Location: Auditorium Euler, UCL Louvain-la-Neuve

Detailed program:

Wed-Thu-Friday June 6-7-8 from 2:00 to 6:00pm

Location: Auditorium Euler, UCL Louvain-la-Neuve

Wednesday

1. Motor Adaptation and the Timescales of Memory (1:15)
   As our brain generates motor commands, it also predicts the sensory consequences.  Why is prediction a fundamental part of motor control?  One can provide two reasons: first, the ability to predict allows us to sense the world better than is possible from our sensors alone.  Second, the ability to predict overcomes the fundamental limitation of time delay in our sensory system.  However, for prediction to be valuable, it has to be accurate, which implies that adaptation is also an integral part of the brain mechanisms that make predictions.  In the first part of this lecture, I will focus on saccade adaptation and demonstrate that the motor memory that supports learning is composed of multiple timescales: a fast system that strongly responds to error but rapidly forgets, and a slow system that weakly responds to error but has excellent retention.  The simple model appears to be able to account for a wide body of data, including learning in reaching and certain aspects of declarative memory.
   
   In the second part of the lecture I ask the question of why the nervous system should learn motor control in this way.  Why should we have an adaptive system that rapidly forgets?  I argue that there is a link between how our motor system learns and the natural events that can affect the motor system: events like fatigue, aging, and disease.  That is, we forget as a function of time because certain perturbations (like fatigue) naturally go away as a function of time.  Once again I focus on the saccadic system and show that the timescales of fatigue are surprisingly similar to timescales of adaptation to perturbations.  The mathematical framework that we will use to model saccades and other kinds of movements like reaching is optimal control.
   
   Vaziri S, Diedrichsen J, and Shadmehr R (2006) Why does the brain predict sensory consequences of oculomotor commands?  Optimal integration of the predicted and the actual sensory feedback.
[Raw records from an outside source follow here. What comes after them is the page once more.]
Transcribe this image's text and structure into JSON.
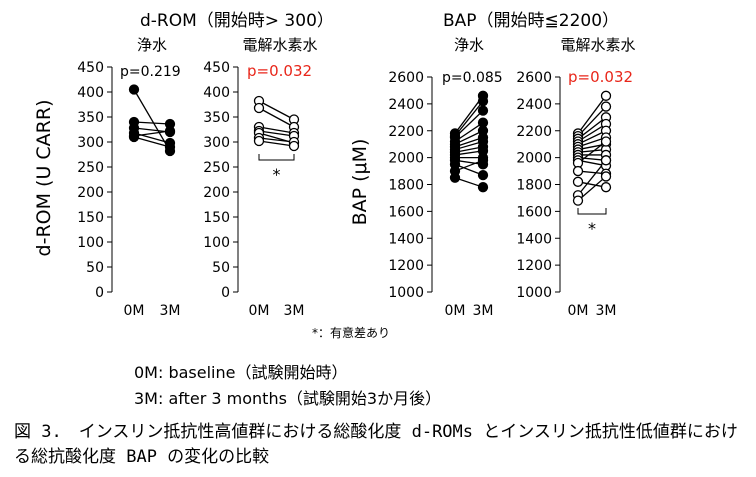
{
  "chart_data": [
    {
      "type": "line",
      "panel_title": "浄水",
      "ylabel": "d-ROM (U CARR)",
      "ylim": [
        0,
        450
      ],
      "yticks": [
        0,
        50,
        100,
        150,
        200,
        250,
        300,
        350,
        400,
        450
      ],
      "categories": [
        "0M",
        "3M"
      ],
      "pvalue": "p=0.219",
      "pvalue_color": "#000000",
      "marker": "filled",
      "significance": "",
      "pairs": [
        [
          405,
          282
        ],
        [
          340,
          336
        ],
        [
          328,
          320
        ],
        [
          318,
          298
        ],
        [
          312,
          322
        ],
        [
          310,
          290
        ]
      ]
    },
    {
      "type": "line",
      "panel_title": "電解水素水",
      "ylabel": "",
      "ylim": [
        0,
        450
      ],
      "yticks": [
        0,
        50,
        100,
        150,
        200,
        250,
        300,
        350,
        400,
        450
      ],
      "categories": [
        "0M",
        "3M"
      ],
      "pvalue": "p=0.032",
      "pvalue_color": "#e8261a",
      "marker": "open",
      "significance": "*",
      "pairs": [
        [
          382,
          345
        ],
        [
          368,
          330
        ],
        [
          330,
          318
        ],
        [
          322,
          312
        ],
        [
          318,
          298
        ],
        [
          308,
          300
        ],
        [
          302,
          292
        ]
      ]
    },
    {
      "type": "line",
      "panel_title": "浄水",
      "ylabel": "BAP (μM)",
      "ylim": [
        1000,
        2600
      ],
      "yticks": [
        1000,
        1200,
        1400,
        1600,
        1800,
        2000,
        2200,
        2400,
        2600
      ],
      "categories": [
        "0M",
        "3M"
      ],
      "pvalue": "p=0.085",
      "pvalue_color": "#000000",
      "marker": "filled",
      "significance": "",
      "pairs": [
        [
          2180,
          2460
        ],
        [
          2160,
          2420
        ],
        [
          2150,
          2350
        ],
        [
          2120,
          2260
        ],
        [
          2100,
          2200
        ],
        [
          2080,
          2150
        ],
        [
          2060,
          2120
        ],
        [
          2040,
          2080
        ],
        [
          2020,
          2050
        ],
        [
          2000,
          2000
        ],
        [
          1980,
          1950
        ],
        [
          1950,
          1870
        ],
        [
          1900,
          1980
        ],
        [
          1850,
          1780
        ]
      ]
    },
    {
      "type": "line",
      "panel_title": "電解水素水",
      "ylabel": "",
      "ylim": [
        1000,
        2600
      ],
      "yticks": [
        1000,
        1200,
        1400,
        1600,
        1800,
        2000,
        2200,
        2400,
        2600
      ],
      "categories": [
        "0M",
        "3M"
      ],
      "pvalue": "p=0.032",
      "pvalue_color": "#e8261a",
      "marker": "open",
      "significance": "*",
      "pairs": [
        [
          2180,
          2460
        ],
        [
          2160,
          2380
        ],
        [
          2140,
          2300
        ],
        [
          2120,
          2250
        ],
        [
          2100,
          2200
        ],
        [
          2080,
          2150
        ],
        [
          2060,
          2100
        ],
        [
          2040,
          2060
        ],
        [
          2020,
          2020
        ],
        [
          2000,
          1980
        ],
        [
          1980,
          1940
        ],
        [
          1960,
          2120
        ],
        [
          1900,
          1880
        ],
        [
          1820,
          1780
        ],
        [
          1720,
          1980
        ],
        [
          1680,
          1860
        ]
      ]
    }
  ],
  "header_drom": "d-ROM（開始時> 300）",
  "header_bap": "BAP（開始時≦2200）",
  "footnote": "*：有意差あり",
  "legend_0m": "0M: baseline（試験開始時）",
  "legend_3m": "3M: after 3 months（試験開始3か月後）",
  "caption": "図 3.　インスリン抵抗性高値群における総酸化度 d-ROMs とインスリン抵抗性低値群における総抗酸化度 BAP の変化の比較"
}
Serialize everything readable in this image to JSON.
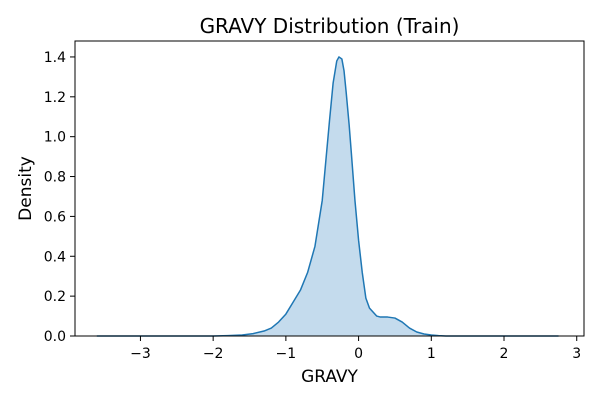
{
  "chart_data": {
    "type": "area",
    "title": "GRAVY Distribution (Train)",
    "xlabel": "GRAVY",
    "ylabel": "Density",
    "xlim": [
      -3.9,
      3.1
    ],
    "ylim": [
      0,
      1.48
    ],
    "x_ticks": [
      -3,
      -2,
      -1,
      0,
      1,
      2,
      3
    ],
    "x_tick_labels": [
      "−3",
      "−2",
      "−1",
      "0",
      "1",
      "2",
      "3"
    ],
    "y_ticks": [
      0.0,
      0.2,
      0.4,
      0.6,
      0.8,
      1.0,
      1.2,
      1.4
    ],
    "y_tick_labels": [
      "0.0",
      "0.2",
      "0.4",
      "0.6",
      "0.8",
      "1.0",
      "1.2",
      "1.4"
    ],
    "grid": false,
    "series": [
      {
        "line_color": "#1f77b4",
        "fill_color": "#c4dbed",
        "x": [
          -3.6,
          -3.0,
          -2.5,
          -2.0,
          -1.8,
          -1.6,
          -1.45,
          -1.3,
          -1.2,
          -1.1,
          -1.0,
          -0.9,
          -0.8,
          -0.7,
          -0.6,
          -0.5,
          -0.45,
          -0.4,
          -0.35,
          -0.3,
          -0.27,
          -0.23,
          -0.2,
          -0.17,
          -0.13,
          -0.1,
          -0.05,
          0.0,
          0.05,
          0.1,
          0.15,
          0.2,
          0.25,
          0.3,
          0.4,
          0.5,
          0.6,
          0.7,
          0.8,
          0.9,
          1.0,
          1.1,
          1.2,
          1.35,
          1.5,
          1.8,
          2.2,
          2.75
        ],
        "y": [
          0.0,
          0.0,
          0.0,
          0.0,
          0.002,
          0.005,
          0.012,
          0.025,
          0.04,
          0.07,
          0.11,
          0.17,
          0.23,
          0.32,
          0.45,
          0.68,
          0.88,
          1.08,
          1.27,
          1.38,
          1.4,
          1.39,
          1.33,
          1.22,
          1.06,
          0.92,
          0.68,
          0.48,
          0.32,
          0.19,
          0.14,
          0.12,
          0.1,
          0.095,
          0.095,
          0.09,
          0.07,
          0.04,
          0.02,
          0.01,
          0.005,
          0.002,
          0.0,
          0.0,
          0.0,
          0.0,
          0.0,
          0.0
        ]
      }
    ]
  }
}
Journal of Neuroscience, 26:4188-4197.  Paper
   
   Kording KP, Tenenbaum JB, and Shadmehr R (2007) The dynamics of memory as a consequence of optimal adaptation to a changing body.  Nature Neuroscience, 10:779-786.  Paper
   
   Smith MA, Ghazizadeh A, and Shadmehr R (2006) Interacting adaptive processes with multiple timescales underlie short-term motor learning.  Public Library of Science Biology, 4:e179.  Paper Synopsis
   
   
2. A computational view of motor control (0:50)
   This lecture introduces the problem of motor control from a computational perspective.  The act of making a movement involves solving four kinds of problems:  1) We need to learn the costs that are associated with our actions as well as the rewards that we may experience upon completion of that action.  2) We need to learn how our motor commands produce changes in state of our body and our environment.  3) Given the cost structure of the task and the expected outcome of motor commands, we need to find those motor commands that minimize the costs and maximize the rewards.  4) Finally, as we execute the motor commands, we need to integrate our predictions about sensory outcomes with the actual feedback from our sensors to update our belief about our state.  In this framework, the function of basal ganglia appears related to learning costs and rewards associated with our sensory states.  The function of the cerebellum is to predict sensory outcome of motor commands and correct motor commands through internal feedback.  Together, reward driven optimal feedback control theory appears the most consistent framework to explain a number of disorders in human motor control.
   
   Shadmehr R (2007) A computational view of motor control.  In: The Encyclopedia of Neuroscience.  Squire LR (editor), Elsevier, in press.  Paper

Thursday

3. The problem of state prediction: mathematical background (1:15)
   This lecture introduces the mathematics of optimal state estimation, focusing on linear systems and the Kalman filter.  Topics include optimal parameter estimation, parameter uncertainty, state noise and measurement noise, adjusting learning rates to minimize model uncertainty.  Derivation of the Kalman filter algorithm.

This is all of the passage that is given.